E il cantastorie racconta questa esperienza ai limiti della ragione occidentale, oltre un pensiero ormai incapace di meditare, prono a disegni di sfruttamento.

«Il viaggio mi ha portato – spiega Biagio  - a circumnavigare il Pollino dell’Alto Tirreno Cosentino. Con il mio compagno di viaggio, prima con l’asina Genoveffa e poi con Tina, abbiamo attraversato i paesi posizionati alle falde di uno dei più caratteristici Parchi Nazionali della Calabria, esibendoci nei luoghi e nelle piazze che ci hanno accolto con calore e ascoltato storie narrate a suon di chitarra». Cantastorie, non per caso, ma volutamente, inseguendo valori che sembrano allontanati dalla frenetica vita di tutti i giorni. Lo fa con arte, quella abbracciata dall’associazione “Cattivoteatro”  che pone al centro delle sue iniziative valori come la solidarietà, la tolleranza, la multiculturalità, il pacifismo, l’ecologia e le tradizioni al fine di indicare un punto di incontro culturale al di fuori di logiche consumistiche. E infatti Biagio spiega ancora le ragioni di questo viaggio “anomalo” sulle proprie gambe, dove il respiro della fatica determina i tempi dell’andare e non il contrario. «Un viaggio per sensibilizzare tutti noi a rallentare, tirare un freno a questo progresso che crea falso benessere. Contro il caro benzina – ironizza – visto che l’asino va ad erba! Rallentare in questo momento storico è necessario, basta osservare tutto quello che sta accadendo nel mondo: dalle miopi guerre dei potenti per accaparrarsi quante più risorse possibili, al disastro della centrale nucleare Fukuschima, emblema della corsa sfrenata al progresso. Mentre la terra ci comunica chiaramente che ha bisogno di prendere respiro, di tornare a ritmi più umani e naturali. ViaggioLento è un esempio, una predisposizione mentale, un altro modo di vedere le cose. Passo dopo passo, calpestando terra e respirando polvere, realizzo sogni, faccio ciò che mi piace e mi sento vivo».

Camminare, porre uno dietro l’altro i piedi per misurare il terreno, sostando ad osservare i panorami offerti dalla natura, lasciandosi inondare dai colori e dai profumi della macchia mediterranea. Dalla ginestra all’erica, dal mirto all’olivo è un esplodere di tinte che con l’automobile o il treno diventano patacche sfumate messe lì per sbaglio. Lo dice Antonio Labbucci nel suo libro che Camminare è una rivoluzione (“Camminare, una rivoluzione”, Donzelli Editore, 2011). E’ un fare legato ad un pensare e ad uno stile di vita alternativo a quello dominante. Il camminare porta ad un contatto non mediato con sé, con gli altri, con la natura. Consente che le cose c’interroghino. Cogliamo la diversità e l’uguaglianza, poniamo l’orecchio all’ascolto attivando un senso che nella società globalizzata è stato sopraffatto violentemente dall’apparenza.

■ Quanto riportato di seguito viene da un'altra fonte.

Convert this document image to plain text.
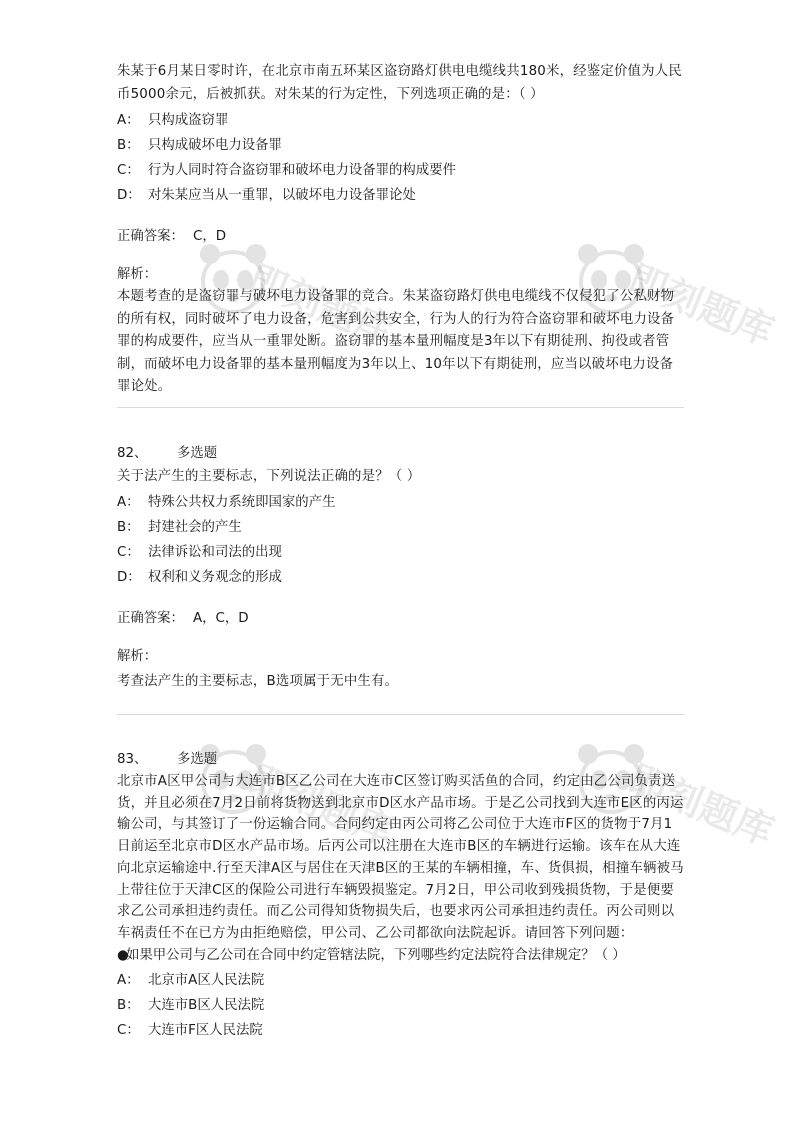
即刻题库	即刻题库
即刻题库	即刻题库

朱某于6月某日零时许，在北京市南五环某区盗窃路灯供电电缆线共180米，经鉴定价值为人民币5000余元，后被抓获。对朱某的行为定性，下列选项正确的是：（ ）

A： 只构成盗窃罪
B： 只构成破坏电力设备罪
C： 行为人同时符合盗窃罪和破坏电力设备罪的构成要件
D： 对朱某应当从一重罪，以破坏电力设备罪论处
正确答案： C，D
解析：

本题考查的是盗窃罪与破坏电力设备罪的竞合。朱某盗窃路灯供电电缆线不仅侵犯了公私财物的所有权，同时破坏了电力设备，危害到公共安全，行为人的行为符合盗窃罪和破坏电力设备罪的构成要件，应当从一重罪处断。盗窃罪的基本量刑幅度是3年以下有期徒刑、拘役或者管制，而破坏电力设备罪的基本量刑幅度为3年以上、10年以下有期徒刑，应当以破坏电力设备罪论处。

82、	多选题

关于法产生的主要标志，下列说法正确的是？（ ）

A： 特殊公共权力系统即国家的产生
B： 封建社会的产生
C： 法律诉讼和司法的出现
D： 权利和义务观念的形成
正确答案： A，C，D
解析：

考查法产生的主要标志，B选项属于无中生有。

83、	多选题

北京市A区甲公司与大连市B区乙公司在大连市C区签订购买活鱼的合同，约定由乙公司负责送货，并且必须在7月2日前将货物送到北京市D区水产品市场。于是乙公司找到大连市E区的丙运输公司，与其签订了一份运输合同。合同约定由丙公司将乙公司位于大连市F区的货物于7月1日前运至北京市D区水产品市场。后丙公司以注册在大连市B区的车辆进行运输。该车在从大连向北京运输途中.行至天津A区与居住在天津B区的王某的车辆相撞，车、货俱损，相撞车辆被马上带往位于天津C区的保险公司进行车辆毁损鉴定。7月2日，甲公司收到残损货物，于是便要求乙公司承担违约责任。而乙公司得知货物损失后，也要求丙公司承担违约责任。丙公司则以车祸责任不在已方为由拒绝赔偿，甲公司、乙公司都欲向法院起诉。请回答下列问题：

●
如果甲公司与乙公司在合同中约定管辖法院，下列哪些约定法院符合法律规定？（ ）
A： 北京市A区人民法院
B： 大连市B区人民法院
C： 大连市F区人民法院
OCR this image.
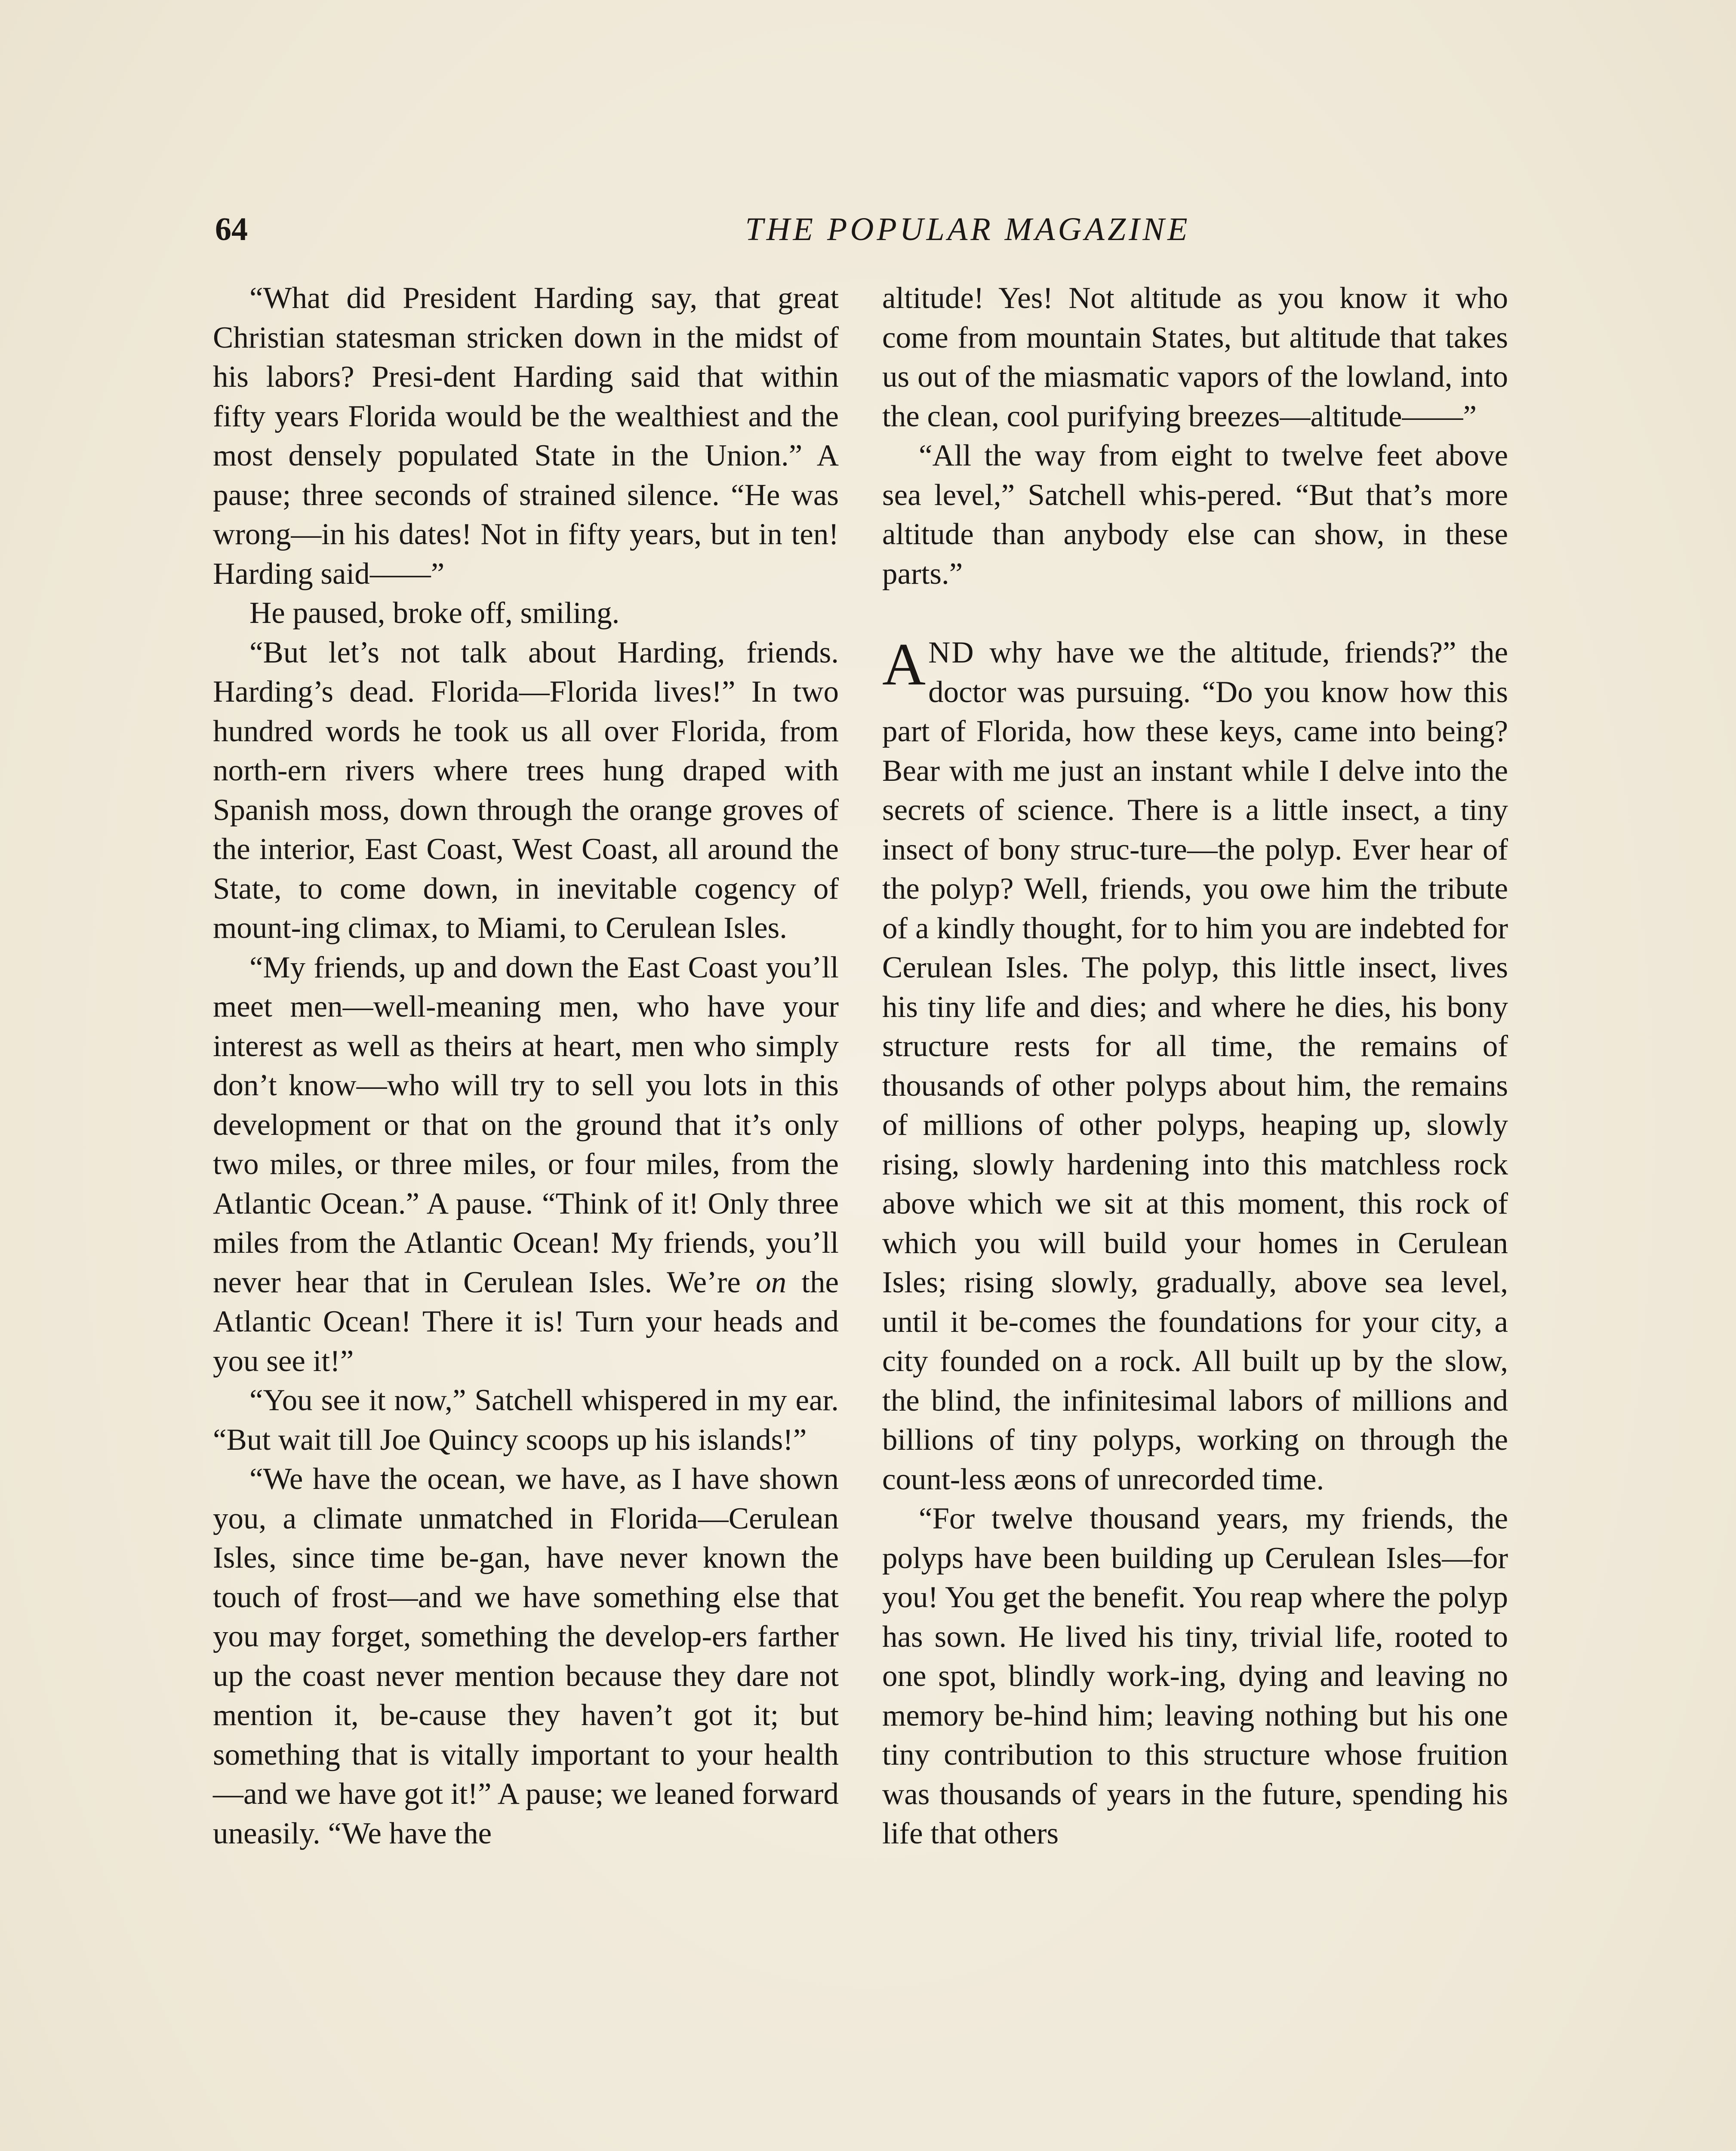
64	THE POPULAR MAGAZINE

“What did President Harding say, that great Christian statesman stricken down in the midst of his labors? Presi-dent Harding said that within fifty years Florida would be the wealthiest and the most densely populated State in the Union.” A pause; three seconds of strained silence. “He was wrong—in his dates! Not in fifty years, but in ten! Harding said——”

He paused, broke off, smiling.

“But let’s not talk about Harding, friends. Harding’s dead. Florida—Florida lives!” In two hundred words he took us all over Florida, from north-ern rivers where trees hung draped with Spanish moss, down through the orange groves of the interior, East Coast, West Coast, all around the State, to come down, in inevitable cogency of mount-ing climax, to Miami, to Cerulean Isles.

“My friends, up and down the East Coast you’ll meet men—well-meaning men, who have your interest as well as theirs at heart, men who simply don’t know—who will try to sell you lots in this development or that on the ground that it’s only two miles, or three miles, or four miles, from the Atlantic Ocean.” A pause. “Think of it! Only three miles from the Atlantic Ocean! My friends, you’ll never hear that in Cerulean Isles. We’re on the Atlantic Ocean! There it is! Turn your heads and you see it!”

“You see it now,” Satchell whispered in my ear. “But wait till Joe Quincy scoops up his islands!”

“We have the ocean, we have, as I have shown you, a climate unmatched in Florida—Cerulean Isles, since time be-gan, have never known the touch of frost—and we have something else that you may forget, something the develop-ers farther up the coast never mention because they dare not mention it, be-cause they haven’t got it; but something that is vitally important to your health —and we have got it!” A pause; we leaned forward uneasily. “We have the

altitude! Yes! Not altitude as you know it who come from mountain States, but altitude that takes us out of the miasmatic vapors of the lowland, into the clean, cool purifying breezes—altitude——”

“All the way from eight to twelve feet above sea level,” Satchell whis-pered. “But that’s more altitude than anybody else can show, in these parts.”

AND why have we the altitude, friends?” the doctor was pursuing. “Do you know how this part of Florida, how these keys, came into being? Bear with me just an instant while I delve into the secrets of science. There is a little insect, a tiny insect of bony struc-ture—the polyp. Ever hear of the polyp? Well, friends, you owe him the tribute of a kindly thought, for to him you are indebted for Cerulean Isles. The polyp, this little insect, lives his tiny life and dies; and where he dies, his bony structure rests for all time, the remains of thousands of other polyps about him, the remains of millions of other polyps, heaping up, slowly rising, slowly hardening into this matchless rock above which we sit at this moment, this rock of which you will build your homes in Cerulean Isles; rising slowly, gradually, above sea level, until it be-comes the foundations for your city, a city founded on a rock. All built up by the slow, the blind, the infinitesimal labors of millions and billions of tiny polyps, working on through the count-less æons of unrecorded time.

“For twelve thousand years, my friends, the polyps have been building up Cerulean Isles—for you! You get the benefit. You reap where the polyp has sown. He lived his tiny, trivial life, rooted to one spot, blindly work-ing, dying and leaving no memory be-hind him; leaving nothing but his one tiny contribution to this structure whose fruition was thousands of years in the future, spending his life that others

Ascoltiamo, allargando i nostri spazi esperenziali. I luoghi s’afferrano per la vita che offrono nei vicoli, nelle piazze, negli sguardi della gente che vi abita senza sentire quella sollecitazione roboante alla modernizzazione. Un viaggio lento appartiene a quella prospettiva di pensiero che fa capolino come “pensiero meridiano”, forse un’apologia della marginalità come quando ci soffermiamo con una lente d’ingrandimento per cogliere meglio le differenze.

Come sfogliare un libro e non guardare solo la copertina, suggerisce Franco Cassano nel suo libro di qualche anno fa “Pensiero meridiano” (2001, editori Laterza &Figli).